Sara Stewart

Sara Stewart

Movies

Veterans deserve better than Army biopic ‘12 Strong’

A fascinating story from the days immediately after 9/11 is a natural for the big screen: In October 2001, a small task force of US Army Special Forces troops traveled to Afghanistan, forged a partnership with the Northern Alliance and vanquished a series of Taliban strongholds, liberating the city of Mazar-i-Sharif and creating bonds between the warring factions of the Alliance — a complex achievement honored at Ground Zero with a statue of a soldier on horseback.

Pity that “12 Strong” is the movie tribute they got.

An overlong hash of generic violence, gratuitous gore and hackneyed dialogue, it’s the kind of war film in which you can imagine the special effects crew high-fiving one another for their work with fake-blood squibs — the ones that explode when a combatant is shot in the head. (This happens so often, I lost count.)

It’s macho eye-candy of the cheapest kind, endless scenes of gunfire and explosions and rugged, handsome actors running while shooting and yelling.

Chris “Thor” Hemsworth runs and yells with the best of them as Capt. Mitch Nelson — but to what end?

Mark Nutsch, the real-life soldier Nelson is based on, is reduced to a John Wayne type who makes a promise to the little lady (Elsa Pataky) waiting at home that he’ll make it back in one piece.

Nelson’s men, including Michael Peña, Geoff Stults and Trevante Rhodes, are mired in lines such as, “S–t goes south, I’m dying with my boots on!”

And if you’ve heretofore managed to avoid the online snuff videos in which women are brutally executed by the Taliban for breaking medieval taboos, director Nicolai Fuglsig insists you experience a re-creation of one, in which a teacher with a bloodied burqa is shot in the head as sobbing elementary school-age girl students watch.

For anyone still on the fence about whether the Taliban are good guys, this will be instructive. For the rest of us, it’s pointlessly sadistic.

The film is at its best when centered on Gen. Dostum (Navid Negahban), the weathered Northern Alliance leader working with the Americans. He has some good lines about the appeal of the Taliban’s death cult, the futility of a foreign power going to war in his country (you’re a coward if you leave, and you become the enemy if you stay). Too often, though, he’s relegated to platitudes about warriors’ hearts.
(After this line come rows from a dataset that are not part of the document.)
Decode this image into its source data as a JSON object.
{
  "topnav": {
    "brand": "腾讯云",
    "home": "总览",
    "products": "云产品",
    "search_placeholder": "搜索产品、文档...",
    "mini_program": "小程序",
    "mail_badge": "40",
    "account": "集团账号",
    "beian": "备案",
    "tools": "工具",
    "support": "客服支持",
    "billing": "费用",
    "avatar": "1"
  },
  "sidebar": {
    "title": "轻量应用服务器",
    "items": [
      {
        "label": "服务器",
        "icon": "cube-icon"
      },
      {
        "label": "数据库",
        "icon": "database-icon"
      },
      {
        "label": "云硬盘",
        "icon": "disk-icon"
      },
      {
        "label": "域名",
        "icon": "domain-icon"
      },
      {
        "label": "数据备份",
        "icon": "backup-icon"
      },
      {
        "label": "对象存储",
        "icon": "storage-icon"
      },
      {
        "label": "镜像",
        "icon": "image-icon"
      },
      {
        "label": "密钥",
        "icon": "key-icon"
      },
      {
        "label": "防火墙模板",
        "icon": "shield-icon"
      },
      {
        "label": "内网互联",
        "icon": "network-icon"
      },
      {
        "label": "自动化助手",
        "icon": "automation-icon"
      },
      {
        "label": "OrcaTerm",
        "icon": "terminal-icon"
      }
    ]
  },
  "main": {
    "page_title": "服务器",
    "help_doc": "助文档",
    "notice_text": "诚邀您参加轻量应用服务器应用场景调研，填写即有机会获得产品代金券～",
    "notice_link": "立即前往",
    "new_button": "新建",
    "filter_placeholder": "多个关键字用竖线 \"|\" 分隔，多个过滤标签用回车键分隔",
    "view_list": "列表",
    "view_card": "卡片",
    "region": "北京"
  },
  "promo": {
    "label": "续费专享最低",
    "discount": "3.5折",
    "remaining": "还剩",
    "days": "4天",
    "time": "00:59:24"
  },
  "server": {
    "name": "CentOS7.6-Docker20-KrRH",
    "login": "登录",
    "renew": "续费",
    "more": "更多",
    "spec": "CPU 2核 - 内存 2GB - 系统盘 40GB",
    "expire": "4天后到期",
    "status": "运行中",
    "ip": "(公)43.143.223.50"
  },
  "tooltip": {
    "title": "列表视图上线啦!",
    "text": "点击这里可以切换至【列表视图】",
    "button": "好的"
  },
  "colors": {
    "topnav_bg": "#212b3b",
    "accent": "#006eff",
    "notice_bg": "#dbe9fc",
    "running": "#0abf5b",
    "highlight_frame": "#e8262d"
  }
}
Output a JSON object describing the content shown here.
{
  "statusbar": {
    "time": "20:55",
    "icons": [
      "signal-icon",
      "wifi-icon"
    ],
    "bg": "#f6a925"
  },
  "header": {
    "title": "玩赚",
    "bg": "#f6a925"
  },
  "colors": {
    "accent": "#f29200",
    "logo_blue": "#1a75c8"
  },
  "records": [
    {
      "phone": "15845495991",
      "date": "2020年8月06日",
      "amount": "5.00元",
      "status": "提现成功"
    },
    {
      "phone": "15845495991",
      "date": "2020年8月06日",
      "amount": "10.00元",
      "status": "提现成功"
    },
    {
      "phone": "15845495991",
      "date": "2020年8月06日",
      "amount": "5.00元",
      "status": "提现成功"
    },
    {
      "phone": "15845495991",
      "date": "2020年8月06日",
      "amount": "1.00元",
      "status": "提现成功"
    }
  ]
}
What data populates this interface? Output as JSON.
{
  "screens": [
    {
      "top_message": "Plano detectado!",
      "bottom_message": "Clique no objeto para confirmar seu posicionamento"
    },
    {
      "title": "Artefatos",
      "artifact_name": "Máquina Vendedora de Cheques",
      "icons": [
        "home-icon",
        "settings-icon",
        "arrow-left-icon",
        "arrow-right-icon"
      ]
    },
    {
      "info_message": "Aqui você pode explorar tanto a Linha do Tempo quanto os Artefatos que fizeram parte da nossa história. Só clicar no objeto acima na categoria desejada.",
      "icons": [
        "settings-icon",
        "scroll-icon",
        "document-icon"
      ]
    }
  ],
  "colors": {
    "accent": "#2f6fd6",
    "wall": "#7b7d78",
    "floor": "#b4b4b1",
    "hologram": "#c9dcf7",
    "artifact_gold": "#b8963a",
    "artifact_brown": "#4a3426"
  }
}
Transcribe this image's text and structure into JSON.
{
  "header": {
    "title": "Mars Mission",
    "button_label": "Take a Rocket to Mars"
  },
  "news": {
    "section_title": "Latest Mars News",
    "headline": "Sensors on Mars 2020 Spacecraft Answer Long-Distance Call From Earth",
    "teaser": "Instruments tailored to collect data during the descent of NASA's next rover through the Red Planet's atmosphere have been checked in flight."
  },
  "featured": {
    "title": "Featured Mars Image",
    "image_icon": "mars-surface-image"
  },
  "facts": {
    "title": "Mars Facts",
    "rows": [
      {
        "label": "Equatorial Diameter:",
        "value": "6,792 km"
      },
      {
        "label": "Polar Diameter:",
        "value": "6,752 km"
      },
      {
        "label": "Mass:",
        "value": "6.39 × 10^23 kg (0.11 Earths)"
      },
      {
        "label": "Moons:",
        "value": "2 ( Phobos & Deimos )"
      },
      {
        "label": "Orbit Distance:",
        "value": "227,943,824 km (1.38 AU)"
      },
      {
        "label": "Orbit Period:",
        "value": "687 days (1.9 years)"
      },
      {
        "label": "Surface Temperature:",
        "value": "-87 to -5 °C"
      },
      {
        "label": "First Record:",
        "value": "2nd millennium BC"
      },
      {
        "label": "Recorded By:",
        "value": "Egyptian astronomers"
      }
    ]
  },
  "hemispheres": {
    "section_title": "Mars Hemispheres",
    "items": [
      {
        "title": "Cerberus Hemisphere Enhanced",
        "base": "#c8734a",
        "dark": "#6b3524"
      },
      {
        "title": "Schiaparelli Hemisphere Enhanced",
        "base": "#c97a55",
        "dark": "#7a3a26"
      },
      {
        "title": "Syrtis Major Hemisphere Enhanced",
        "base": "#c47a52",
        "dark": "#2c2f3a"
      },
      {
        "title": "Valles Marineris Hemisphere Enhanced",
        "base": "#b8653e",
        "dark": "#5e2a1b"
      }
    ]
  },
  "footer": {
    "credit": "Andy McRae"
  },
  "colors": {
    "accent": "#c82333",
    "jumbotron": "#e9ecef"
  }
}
Michael Shannon, always an asset, plays Nelson’s fellow officer, a man with “killer eyes,” as Dostam puts it — actually a pretty spot-on description of Shannon. But in a film where scores of Afghan men fighting alongside the Americans are killed with little fanfare or actual relish, his is the only war wound that’s actually treated with concern.

“12 Strong” should find an audience in anyone who wants to cheer on the life-and-death stakes of military revenge missions, but it’s pretty narrow-minded about which lives matter.